Затем он поднялся, подошел к Рейчел, встал перед ней и пытливо вгляделся в ее глаза. Очень вежливо, чуть ли не подобострастно, он попросил ее уехать из лагеря.
– Вы сочиняете небылицы, и это беспокоит людей, – учтиво объяснил он. – Они не скажут вам этого, потому что у нас вежливый народ, но это их расстраивает. Сегодня вечером, – он поднял вверх палец, – никто не скажет вам, как он расстроен. Сегодня вечером, – палец опять поднят, – вам и вашей подруге ничто здесь не угрожает.
Спустя двадцать минут они с Гретой покинули лагерь на машине шриланкийцев. Оказавшись в полевом госпитале, Рейчел призывала отправиться на поиски девушек и шри-ланкийцев, и канадских миротворцев, направлявшихся со своего судна вглубь острова. Но никто не понимал, что тут срочного. Пропали две девушки? Пропавших считали уже тысячами, и число их непрерывно возрастало.

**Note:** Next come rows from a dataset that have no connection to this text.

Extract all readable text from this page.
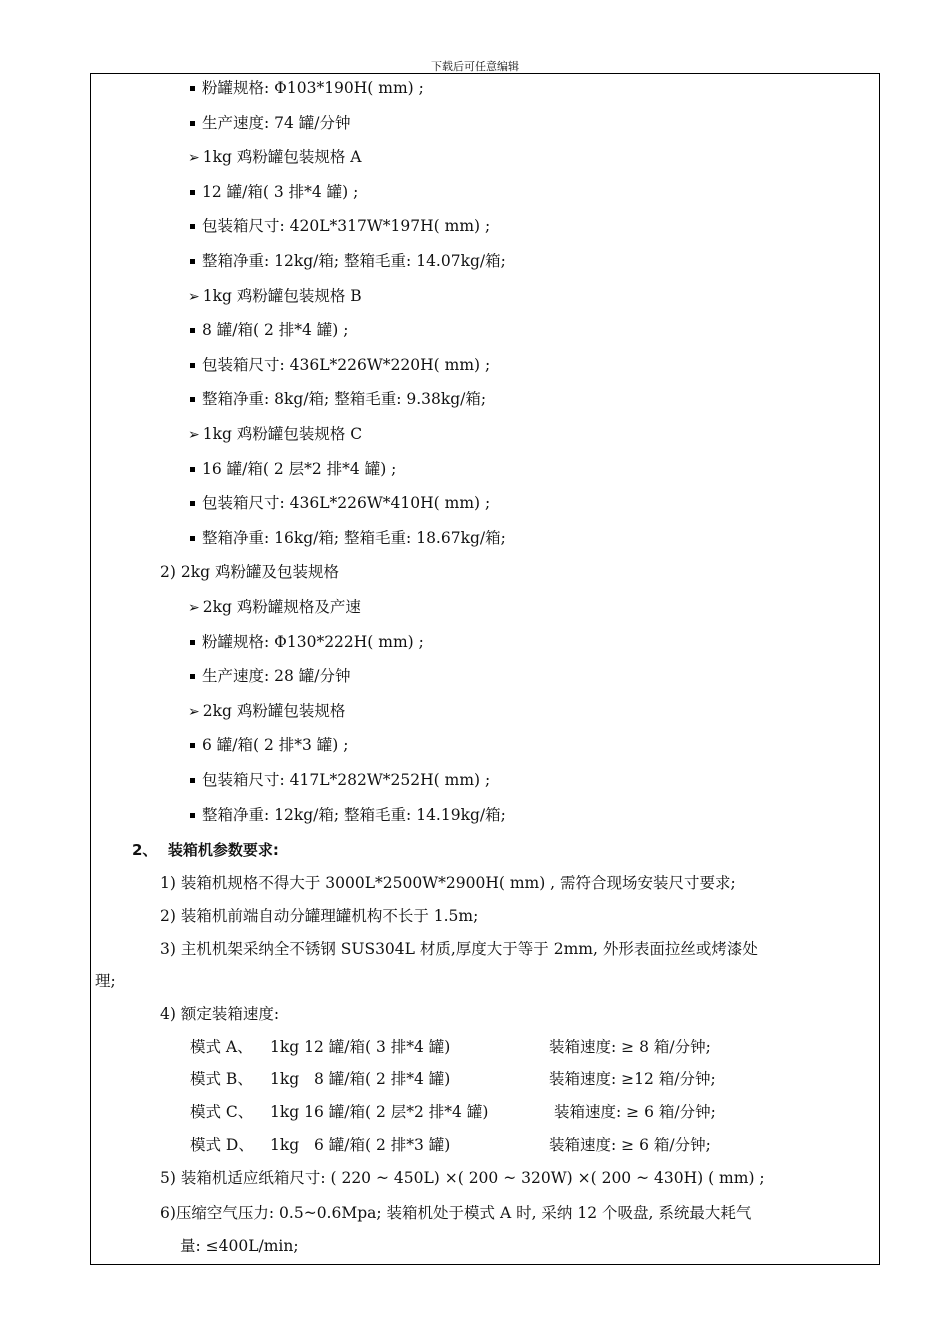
下载后可任意编辑
粉罐规格: Φ103*190H( mm) ;
生产速度: 74 罐/分钟
➢ 1kg 鸡粉罐包装规格 A
12 罐/箱( 3 排*4 罐) ;
包装箱尺寸: 420L*317W*197H( mm) ;
整箱净重: 12kg/箱; 整箱毛重: 14.07kg/箱;
➢ 1kg 鸡粉罐包装规格 B
8 罐/箱( 2 排*4 罐) ;
包装箱尺寸: 436L*226W*220H( mm) ;
整箱净重: 8kg/箱; 整箱毛重: 9.38kg/箱;
➢ 1kg 鸡粉罐包装规格 C
16 罐/箱( 2 层*2 排*4 罐) ;
包装箱尺寸: 436L*226W*410H( mm) ;
整箱净重: 16kg/箱; 整箱毛重: 18.67kg/箱;
2) 2kg 鸡粉罐及包装规格
➢ 2kg 鸡粉罐规格及产速
粉罐规格: Φ130*222H( mm) ;
生产速度: 28 罐/分钟
➢ 2kg 鸡粉罐包装规格
6 罐/箱( 2 排*3 罐) ;
包装箱尺寸: 417L*282W*252H( mm) ;
整箱净重: 12kg/箱; 整箱毛重: 14.19kg/箱;
2、  装箱机参数要求:
1) 装箱机规格不得大于 3000L*2500W*2900H( mm) , 需符合现场安装尺寸要求;
2) 装箱机前端自动分罐理罐机构不长于 1.5m;
3) 主机机架采纳全不锈钢 SUS304L 材质,厚度大于等于 2mm, 外形表面拉丝或烤漆处
理;
4) 额定装箱速度:
模式 A、 1kg 12 罐/箱( 3 排*4 罐)	装箱速度: ≥ 8 箱/分钟;
模式 B、 1kg   8 罐/箱( 2 排*4 罐)	装箱速度: ≥12 箱/分钟;
模式 C、 1kg 16 罐/箱( 2 层*2 排*4 罐)	装箱速度: ≥ 6 箱/分钟;
模式 D、 1kg   6 罐/箱( 2 排*3 罐)	装箱速度: ≥ 6 箱/分钟;
5) 装箱机适应纸箱尺寸: ( 220 ~ 450L) ×( 200 ~ 320W) ×( 200 ~ 430H) ( mm) ;
6)压缩空气压力: 0.5~0.6Mpa; 装箱机处于模式 A 时, 采纳 12 个吸盘, 系统最大耗气
量: ≤400L/min;
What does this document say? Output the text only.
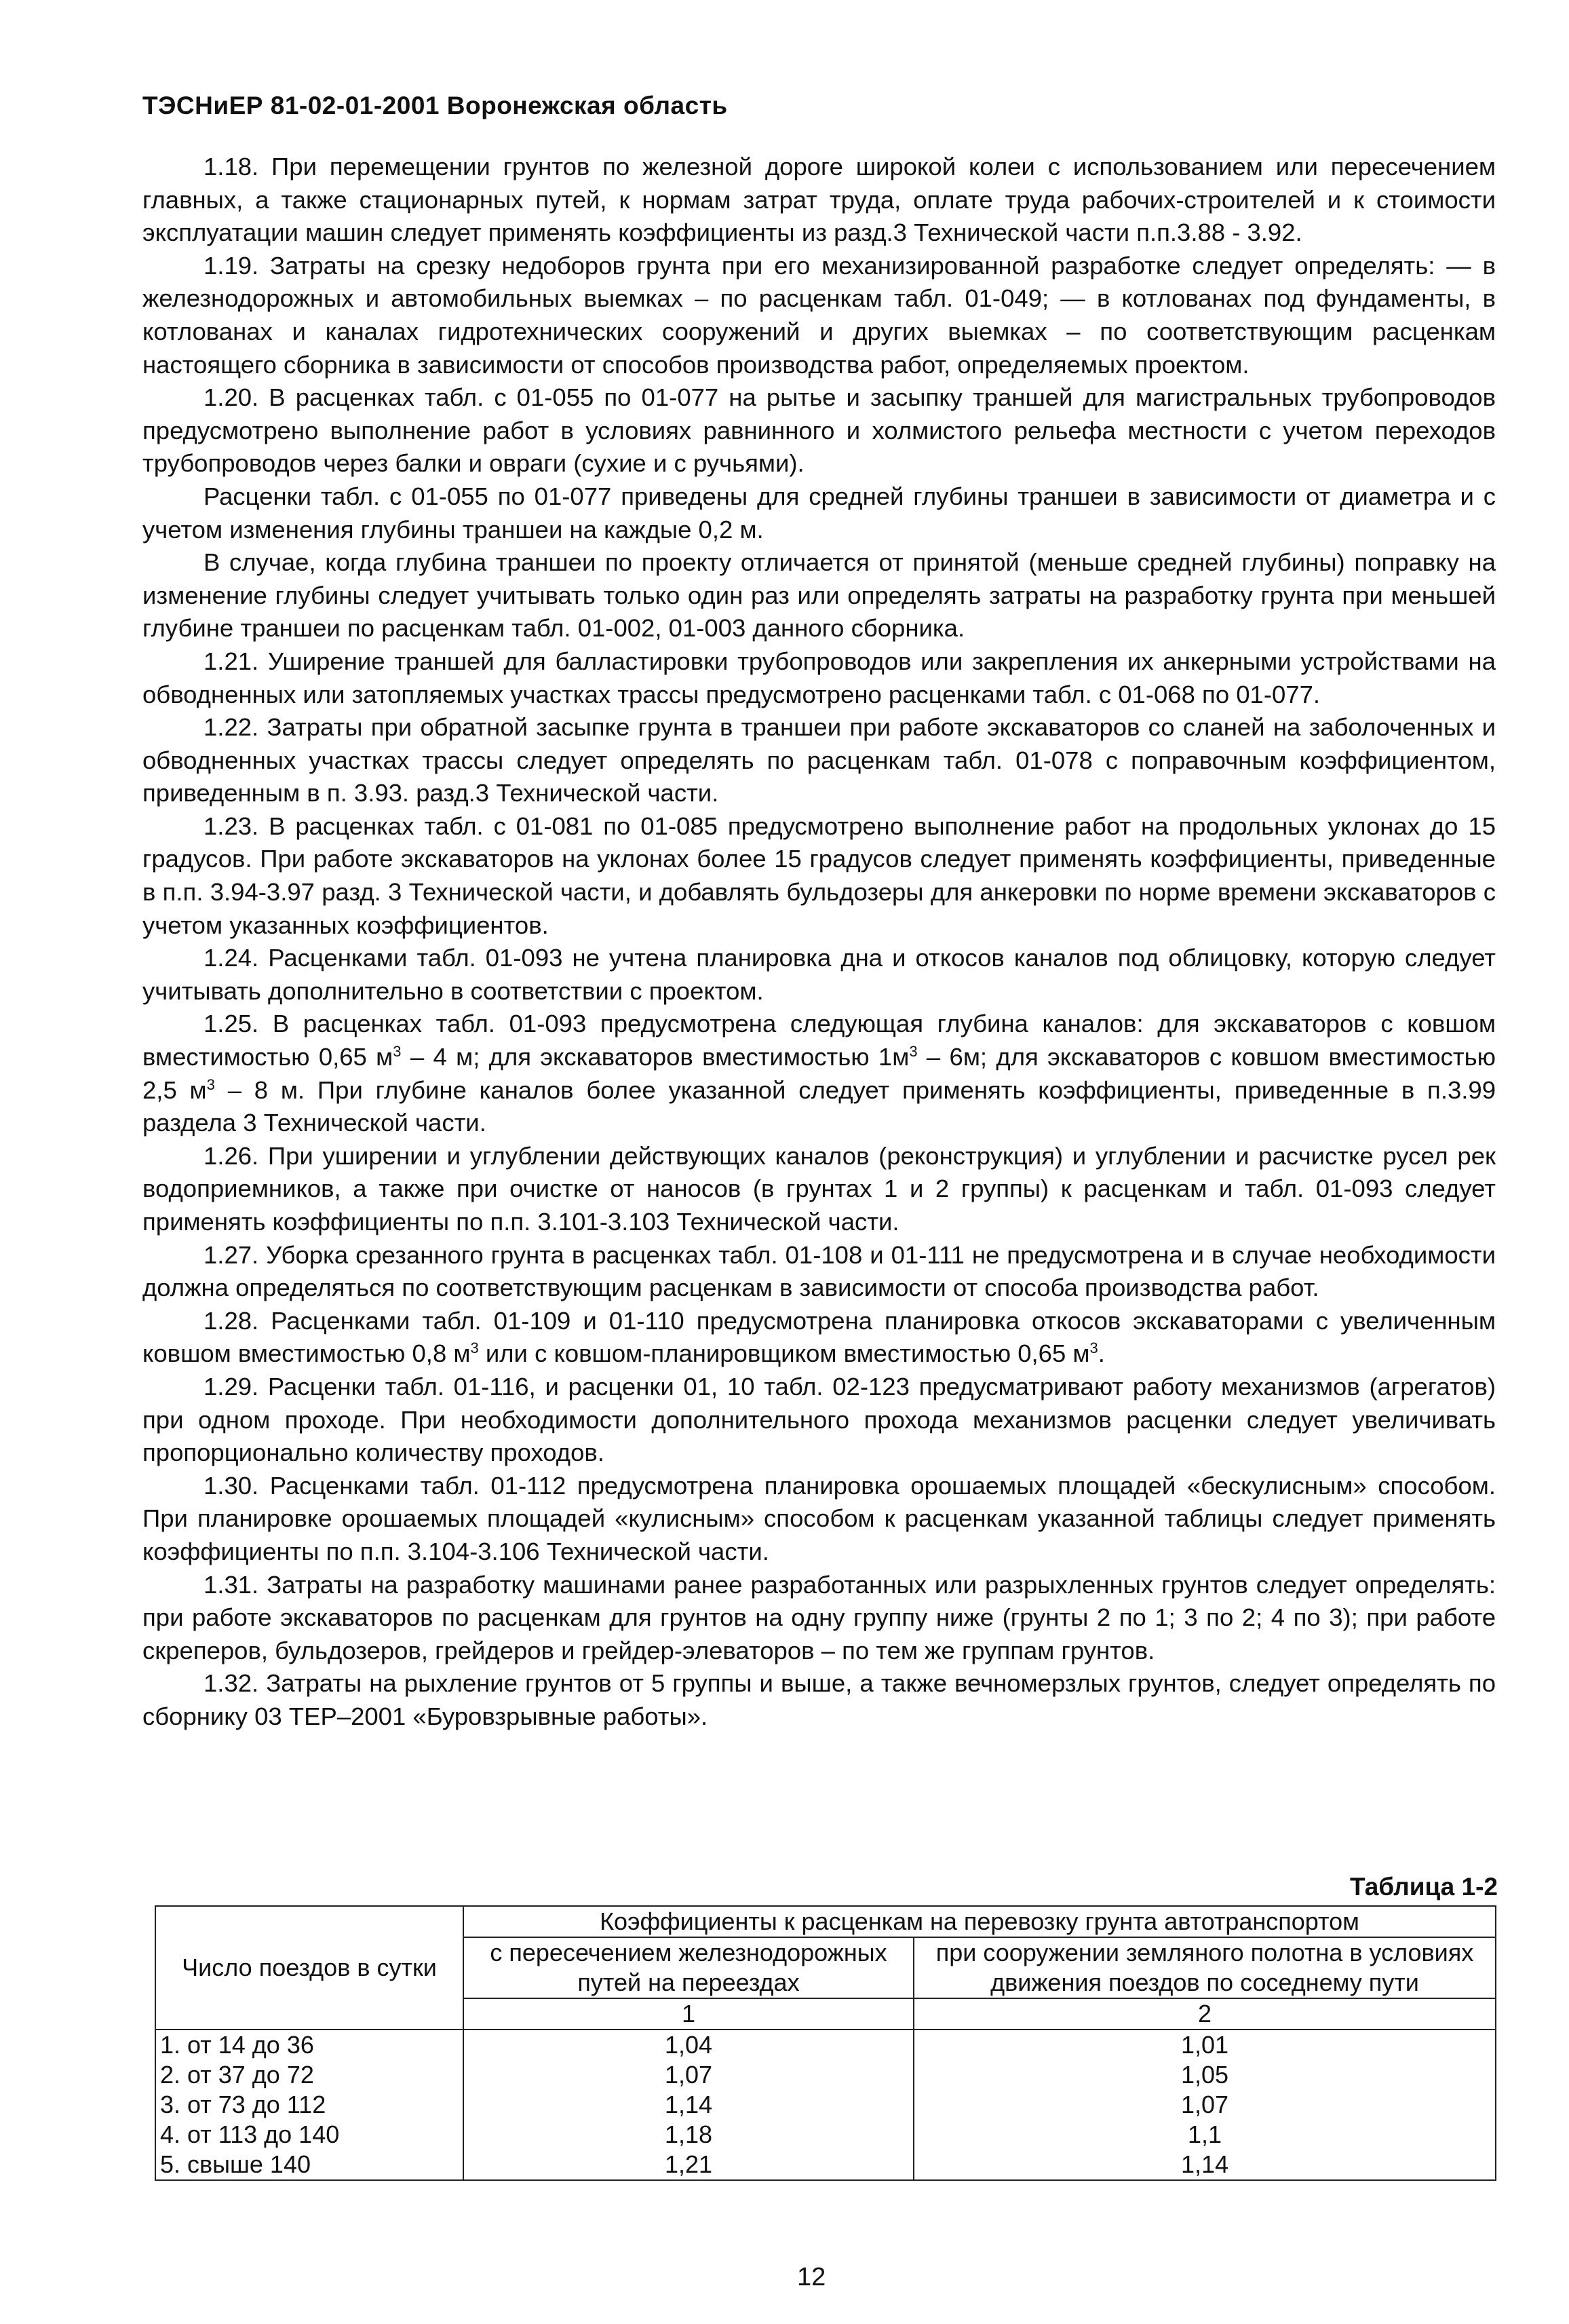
ТЭСНиЕР 81-02-01-2001 Воронежская область

1.18. При перемещении грунтов по железной дороге широкой колеи с использованием или пересечением главных, а также стационарных путей, к нормам затрат труда, оплате труда рабочих-строителей и к стоимости эксплуатации машин следует применять коэффициенты из разд.3 Технической части п.п.3.88 - 3.92.

1.19. Затраты на срезку недоборов грунта при его механизированной разработке следует определять: — в железнодорожных и автомобильных выемках – по расценкам табл. 01-049; — в котлованах под фундаменты, в котлованах и каналах гидротехнических сооружений и других выемках – по соответствующим расценкам настоящего сборника в зависимости от способов производства работ, определяемых проектом.

1.20. В расценках табл. с 01-055 по 01-077 на рытье и засыпку траншей для магистральных трубопроводов предусмотрено выполнение работ в условиях равнинного и холмистого рельефа местности с учетом переходов трубопроводов через балки и овраги (сухие и с ручьями).

Расценки табл. с 01-055 по 01-077 приведены для средней глубины траншеи в зависимости от диаметра и с учетом изменения глубины траншеи на каждые 0,2 м.

В случае, когда глубина траншеи по проекту отличается от принятой (меньше средней глубины) поправку на изменение глубины следует учитывать только один раз или определять затраты на разработку грунта при меньшей глубине траншеи по расценкам табл. 01-002, 01-003 данного сборника.

1.21. Уширение траншей для балластировки трубопроводов или закрепления их анкерными устройствами на обводненных или затопляемых участках трассы предусмотрено расценками табл. с 01-068 по 01-077.

1.22. Затраты при обратной засыпке грунта в траншеи при работе экскаваторов со сланей на заболоченных и обводненных участках трассы следует определять по расценкам табл. 01-078 с поправочным коэффициентом, приведенным в п. 3.93. разд.3 Технической части.

1.23. В расценках табл. с 01-081 по 01-085 предусмотрено выполнение работ на продольных уклонах до 15 градусов. При работе экскаваторов на уклонах более 15 градусов следует применять коэффициенты, приведенные в п.п. 3.94-3.97 разд. 3 Технической части, и добавлять бульдозеры для анкеровки по норме времени экскаваторов с учетом указанных коэффициентов.

1.24. Расценками табл. 01-093 не учтена планировка дна и откосов каналов под облицовку, которую следует учитывать дополнительно в соответствии с проектом.

1.25. В расценках табл. 01-093 предусмотрена следующая глубина каналов: для экскаваторов с ковшом вместимостью 0,65 $м^3 - 4$ м; для экскаваторов вместимостью $1м^3 - 6м$; для экскаваторов с ковшом вместимостью 2,5 $м^3 - 8$ м. При глубине каналов более указанной следует применять коэффициенты, приведенные в п.3.99 раздела 3 Технической части.

1.26. При уширении и углублении действующих каналов (реконструкция) и углублении и расчистке русел рек водоприемников, а также при очистке от наносов (в грунтах 1 и 2 группы) к расценкам и табл. 01-093 следует применять коэффициенты по п.п. 3.101-3.103 Технической части.

1.27. Уборка срезанного грунта в расценках табл. 01-108 и 01-111 не предусмотрена и в случае необходимости должна определяться по соответствующим расценкам в зависимости от способа производства работ.

1.28. Расценками табл. 01-109 и 01-110 предусмотрена планировка откосов экскаваторами с увеличенным ковшом вместимостью 0,8 $м^3$ или с ковшом-планировщиком вместимостью 0,65 $м^3$.

1.29. Расценки табл. 01-116, и расценки 01, 10 табл. 02-123 предусматривают работу механизмов (агрегатов) при одном проходе. При необходимости дополнительного прохода механизмов расценки следует увеличивать пропорционально количеству проходов.

1.30. Расценками табл. 01-112 предусмотрена планировка орошаемых площадей «бескулисным» способом. При планировке орошаемых площадей «кулисным» способом к расценкам указанной таблицы следует применять коэффициенты по п.п. 3.104-3.106 Технической части.

1.31. Затраты на разработку машинами ранее разработанных или разрыхленных грунтов следует определять: при работе экскаваторов по расценкам для грунтов на одну группу ниже (грунты 2 по 1; 3 по 2; 4 по 3); при работе скреперов, бульдозеров, грейдеров и грейдер-элеваторов – по тем же группам грунтов.

1.32. Затраты на рыхление грунтов от 5 группы и выше, а также вечномерзлых грунтов, следует определять по сборнику 03 ТЕР–2001 «Буровзрывные работы».

Таблица 1-2
Число поездов в сутки	Коэффициенты к расценкам на перевозку грунта автотранспортом	
	с пересечением железнодорожных путей на переездах	при сооружении земляного полотна в условиях движения поездов по соседнему пути
	1	2
1. от 14 до 36	1,04	1,01
2. от 37 до 72	1,07	1,05
3. от 73 до 112	1,14	1,07
4. от 113 до 140	1,18	1,1
5. свыше 140	1,21	1,14
12
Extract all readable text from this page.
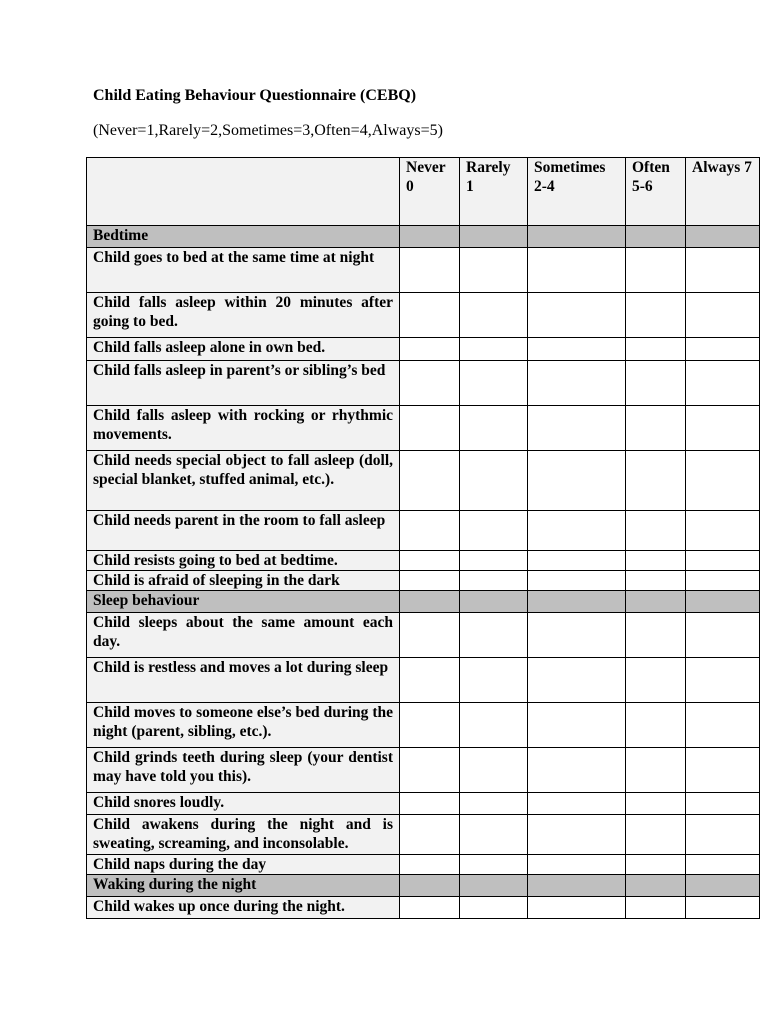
Child Eating Behaviour Questionnaire (CEBQ)
(Never=1,Rarely=2,Sometimes=3,Often=4,Always=5)
	Never 0	Rarely 1	Sometimes 2-4	Often 5-6	Always 7
Bedtime					
Child goes to bed at the same time at night					
Child falls asleep within 20 minutes after going to bed.					
Child falls asleep alone in own bed.					
Child falls asleep in parent’s or sibling’s bed					
Child falls asleep with rocking or rhythmic movements.					
Child needs special object to fall asleep (doll, special blanket, stuffed animal, etc.).					
Child needs parent in the room to fall asleep					
Child resists going to bed at bedtime.					
Child is afraid of sleeping in the dark					
Sleep behaviour					
Child sleeps about the same amount each day.					
Child is restless and moves a lot during sleep					
Child moves to someone else’s bed during the night (parent, sibling, etc.).					
Child grinds teeth during sleep (your dentist may have told you this).					
Child snores loudly.					
Child awakens during the night and is sweating, screaming, and inconsolable.					
Child naps during the day					
Waking during the night					
Child wakes up once during the night.					
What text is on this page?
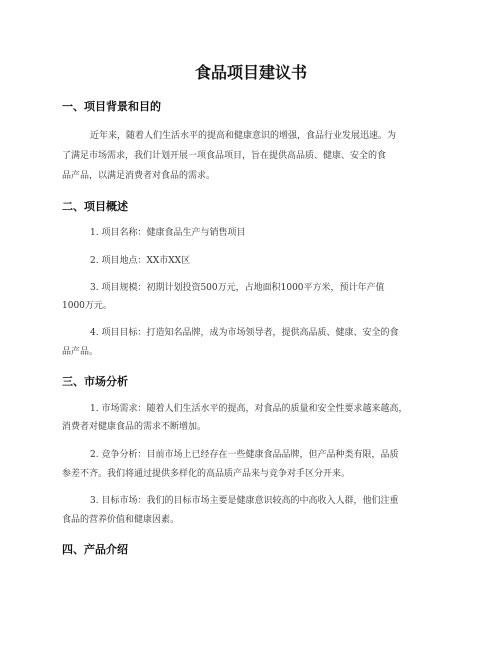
食品项目建议书
一、项目背景和目的
近年来，随着人们生活水平的提高和健康意识的增强，食品行业发展迅速。为
了满足市场需求，我们计划开展一项食品项目，旨在提供高品质、健康、安全的食
品产品，以满足消费者对食品的需求。
二、项目概述
1. 项目名称：健康食品生产与销售项目
2. 项目地点：XX市XX区
3. 项目规模：初期计划投资500万元，占地面积1000平方米，预计年产值
1000万元。
4. 项目目标：打造知名品牌，成为市场领导者，提供高品质、健康、安全的食
品产品。
三、市场分析
1. 市场需求：随着人们生活水平的提高，对食品的质量和安全性要求越来越高，
消费者对健康食品的需求不断增加。
2. 竞争分析：目前市场上已经存在一些健康食品品牌，但产品种类有限，品质
参差不齐。我们将通过提供多样化的高品质产品来与竞争对手区分开来。
3. 目标市场：我们的目标市场主要是健康意识较高的中高收入人群，他们注重
食品的营养价值和健康因素。
四、产品介绍
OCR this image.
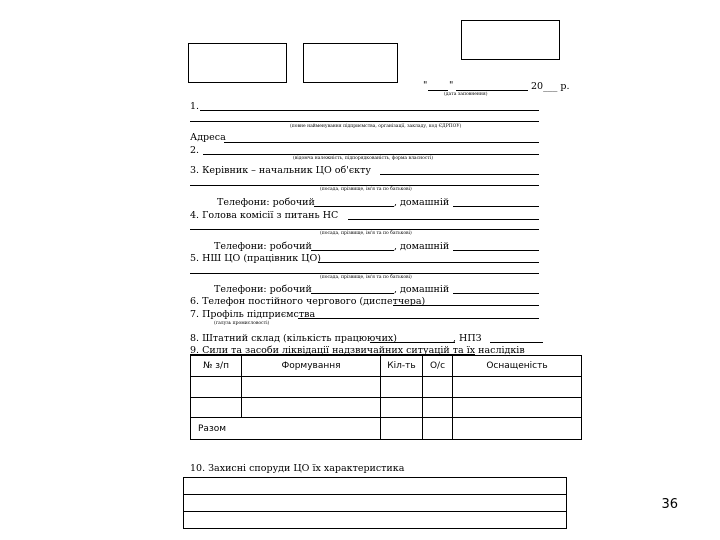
" "	20___ р.
(дата заповнення)
1.
(повне найменування підприємства, організації, закладу, код ЄДРПОУ)
Адреса
2.
(відомча належність, підпорядкованість, форма власності)
3. Керівник – начальник ЦО об'єкту
(посада, прізвище, ім'я та по батькові)
Телефони: робочий	, домашній
4. Голова комісії з питань НС
(посада, прізвище, ім'я та по батькові)
Телефони: робочий	, домашній
5. НШ ЦО (працівник ЦО)
(посада, прізвище, ім'я та по батькові)
Телефони: робочий	, домашній
6. Телефон постійного чергового (диспетчера)
7. Профіль підприємства
(галузь промисловості)
8. Штатний склад (кількість працюючих)	, НПЗ
9. Сили та засоби ліквідації надзвичайних ситуацій та їх наслідків
№ з/п	Формування	Кіл-ть	О/с	Оснащеність
Разом
10. Захисні споруди ЦО їх характеристика
36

– Они не исчезли, – сказал ей один из канадцев, – они мертвы. Вы сами это понимаете. Как ни жаль, но это так. А искать тела сейчас нет ни времени, ни возможности. – Он оглянулся на своих товарищей и шриланкийцев, находившихся в палатке. Все кивнули в знак согласия. – По крайней мере, у нас.
На следующий день Рейчел и Грета отправились в Жакмель, а через три недели вернулись в Порт-о-Пренс. К этому времени Рейчел начинала рабочий день с четырех таблеток ативана,[16] добытых на черном рынке, и запивала их ромом. У Греты, как она подозревала, выработалась привычка принимать небольшие порции героина, о чем она рассказала Рейчел в первый же их вечер в Леогане.
Наконец им велели возвращаться в Бостон. Рейчел пыталась протестовать, но ведущий редактор связался с ней по скайпу и сообщил, что ее репортажи стали слишком резкими, слишком монотонными и недопустимо пессимистичными.
– Телезрителям нужна надежда на лучшее, – сказал редактор.
– А гаитянам нужна вода, – парировала Рейчел.
– Опять она за свое, – обратился редактор к кому-то за кадром.